In order for organizations to make the necessary efforts to get the diversity of the workforce to more closely resemble the diversity of the population, the approach has to be one where the results are measurable.
"We [as a society] have to push it a step further," Chessario said. "We have to create reasonable goals, and work towards them and continuously get better."
The Philadelphia region's U.S. Census Bureau was another exhibitor at the career fair. With the mission of serving as the nation's leading provider of quality data about its people and economy, their attendance was crucial.
The diverse people of the U.S. are the most important component of the Census being able to bring their mission to life, which they highlighted, with their mass job opportunities of 568,000 across nine states. Filling those positions with diverse people is the key.

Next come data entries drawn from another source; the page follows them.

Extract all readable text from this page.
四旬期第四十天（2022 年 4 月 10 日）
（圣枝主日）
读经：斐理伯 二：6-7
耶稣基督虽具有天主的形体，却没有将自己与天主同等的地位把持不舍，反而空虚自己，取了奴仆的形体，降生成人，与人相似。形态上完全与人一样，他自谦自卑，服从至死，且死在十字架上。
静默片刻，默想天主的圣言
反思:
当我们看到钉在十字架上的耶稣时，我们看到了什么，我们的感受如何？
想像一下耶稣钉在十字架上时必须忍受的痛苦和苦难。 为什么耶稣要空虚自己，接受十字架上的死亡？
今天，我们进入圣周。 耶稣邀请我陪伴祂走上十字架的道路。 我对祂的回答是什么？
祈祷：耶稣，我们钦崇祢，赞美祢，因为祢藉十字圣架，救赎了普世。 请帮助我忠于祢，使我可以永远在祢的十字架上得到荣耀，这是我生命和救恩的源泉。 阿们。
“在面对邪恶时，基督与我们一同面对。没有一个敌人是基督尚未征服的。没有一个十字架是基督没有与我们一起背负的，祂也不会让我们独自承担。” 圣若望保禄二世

“We are diverse in every position within our 1601 Market office,” Dwayne Burton, recruitment coordinator at the Philadelphia region U.S. Census Bureau, said. “And we’re making sure that we’re hiring diverse candidates for all of our locations throughout our nine states.”
In a recent projection by the Census Bureau, it was stated that current “racial minorities” within the U.S. will no longer be so by 2050.
Neftali Ramos, of the Census, said that businesses will have to adapt to that dynamic moving forward, if they are to succeed. He added that this adaptation will produce more language skills and bring more people together and better understand different cultures.
“I think diversity, in general, is just a great thing for this country, and it’s one of the things that make us one of the greatest countries in the world,” said Ramos. “People coming together and working for a common goal.”
The need for a diverse workforce is paramount, and for the more than 100 different representatives in attendance at the career fair, that need was on full display.